Beberapa saat setelah Neona meneguk habis minumannya, tiba-tiba saja ia merasakan berat pada kepalanya dan pusing. Detik berikutnya tubuhnya pun seketika melemas di atsa meja bartender. Agnes menjeltikkan jemarinya pada dua orang algojo yang sudah disewanya sejak tadi.

“Bawa dia ke ruang VVIP” perintah Agnes pada kedua lelaki berotot itu.

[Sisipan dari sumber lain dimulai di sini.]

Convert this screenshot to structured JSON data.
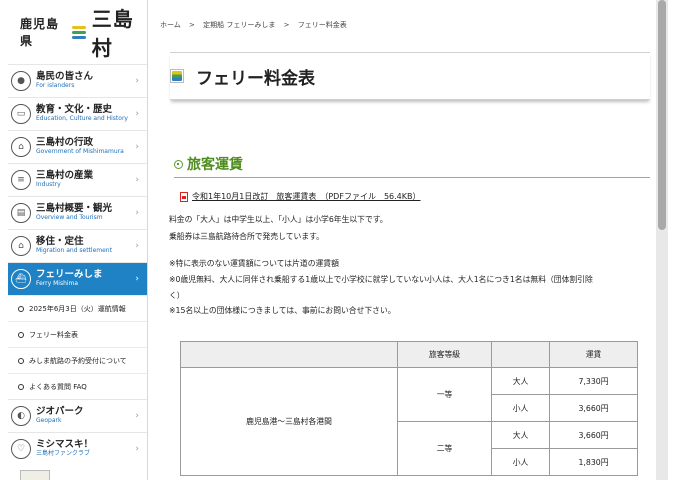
{
  "logo": {
    "prefix": "鹿児島県",
    "name": "三島村"
  },
  "nav": [
    {
      "icon": "people-icon",
      "jp": "島民の皆さん",
      "en": "For islanders"
    },
    {
      "icon": "book-icon",
      "jp": "教育・文化・歴史",
      "en": "Education, Culture and History"
    },
    {
      "icon": "government-icon",
      "jp": "三島村の行政",
      "en": "Government of Mishimamura"
    },
    {
      "icon": "industry-icon",
      "jp": "三島村の産業",
      "en": "Industry"
    },
    {
      "icon": "tourism-icon",
      "jp": "三島村概要・観光",
      "en": "Overview and Tourism"
    },
    {
      "icon": "house-icon",
      "jp": "移住・定住",
      "en": "Migration and settlement"
    },
    {
      "icon": "ferry-icon",
      "jp": "フェリーみしま",
      "en": "Ferry Mishima",
      "active": true
    }
  ],
  "subnav": [
    "2025年6月3日（火）運航情報",
    "フェリー料金表",
    "みしま航路の予約受付について",
    "よくある質問 FAQ"
  ],
  "nav2": [
    {
      "icon": "geopark-icon",
      "jp": "ジオパーク",
      "en": "Geopark"
    },
    {
      "icon": "club-icon",
      "jp": "ミシマスキ！",
      "en": "三島村ファンクラブ"
    }
  ],
  "breadcrumb": [
    "ホーム",
    ">",
    "定期船 フェリーみしま",
    ">",
    "フェリー料金表"
  ],
  "page_title": "フェリー料金表",
  "section_title": "旅客運賃",
  "pdf_link": "令和1年10月1日改訂　旅客運賃表　（PDFファイル　56.4KB）",
  "paragraphs": {
    "p1": "料金の「大人」は中学生以上、「小人」は小学6年生以下です。",
    "p2": "乗船券は三島航路待合所で発売しています。",
    "p3": "※特に表示のない運賃額については片道の運賃額",
    "p4": "※0歳児無料、大人に同伴され乗船する1歳以上で小学校に就学していない小人は、大人1名につき1名は無料（団体割引除",
    "p5": "く）",
    "p6": "※15名以上の団体様につきましては、事前にお問い合せ下さい。"
  },
  "fare_table": {
    "headers": [
      "",
      "旅客等級",
      "",
      "運賃"
    ],
    "route": "鹿児島港～三島村各港間",
    "classes": [
      {
        "name": "一等",
        "rows": [
          {
            "type": "大人",
            "fare": "7,330円"
          },
          {
            "type": "小人",
            "fare": "3,660円"
          }
        ]
      },
      {
        "name": "二等",
        "rows": [
          {
            "type": "大人",
            "fare": "3,660円"
          },
          {
            "type": "小人",
            "fare": "1,830円"
          }
        ]
      }
    ]
  }
}
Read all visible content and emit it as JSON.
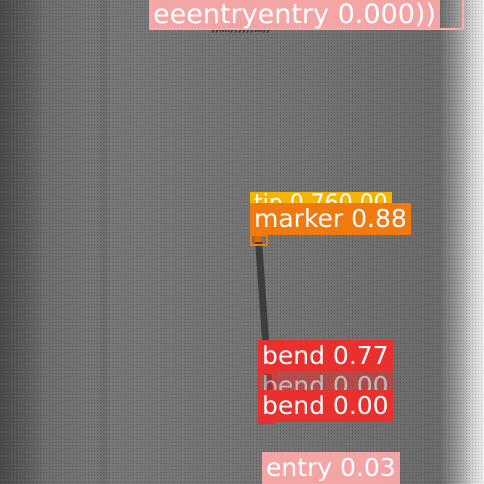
{
  "detections": {
    "entry_top": "eeentryentry 0.000))",
    "tip": "tip 0.760.00",
    "marker": "marker 0.88",
    "bend_1": "bend 0.77",
    "bend_2": "bend 0.00",
    "bend_3": "bend 0.00",
    "entry_bottom": "entry 0.03"
  },
  "colors": {
    "entry": "#ffaaaa",
    "marker": "#f07a10",
    "tip": "#f4b400",
    "bend": "#e8302e"
  }
}
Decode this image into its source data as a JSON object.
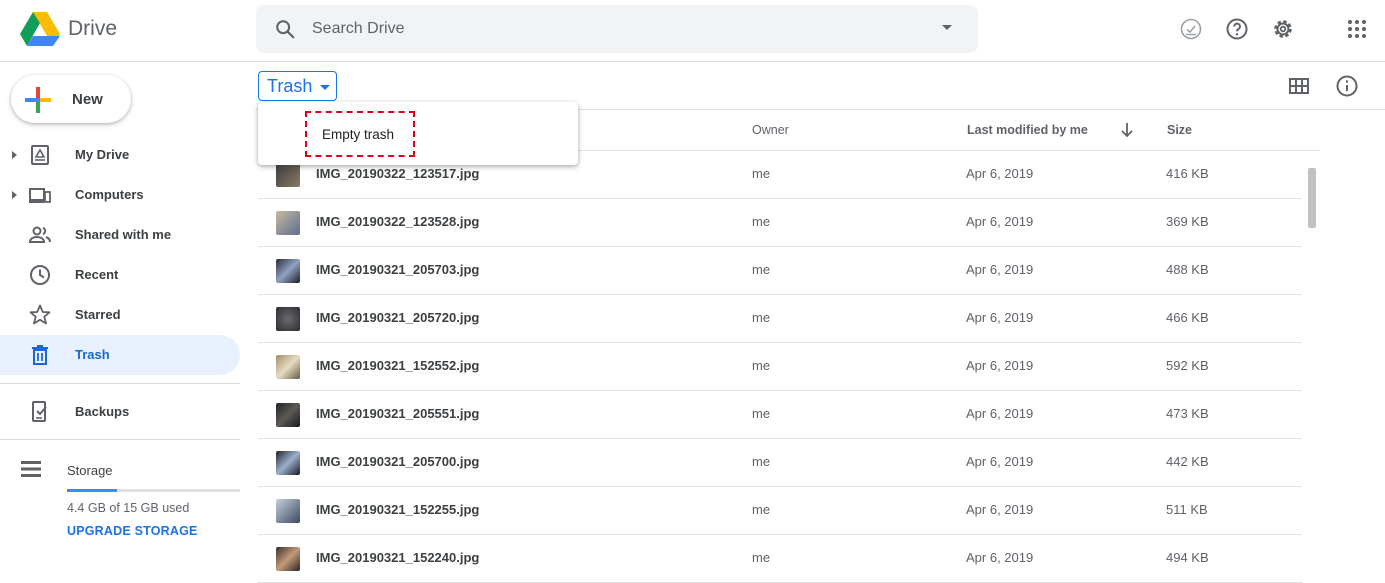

Zenan yang tak sengaja menangkap bayangan tubuh Neona, memasang mata awasnya. Sementara Agnes yang merasa berhasil pada jebakannya kali ini tersenyum sinis ketika menuntun dua lagojo itu ke ruang VVIP.

Di ruang VVIP, seorang lelaki yang sudah tak muda lagi sudah menunggu dengan dua orang wanita penghiburnya. Bagi Agnes lelaki itu tidak asing, dia adalah rekan bisnis papanya om Salman, konglomerat hidung belang yang memiliki  Istri sepuluh.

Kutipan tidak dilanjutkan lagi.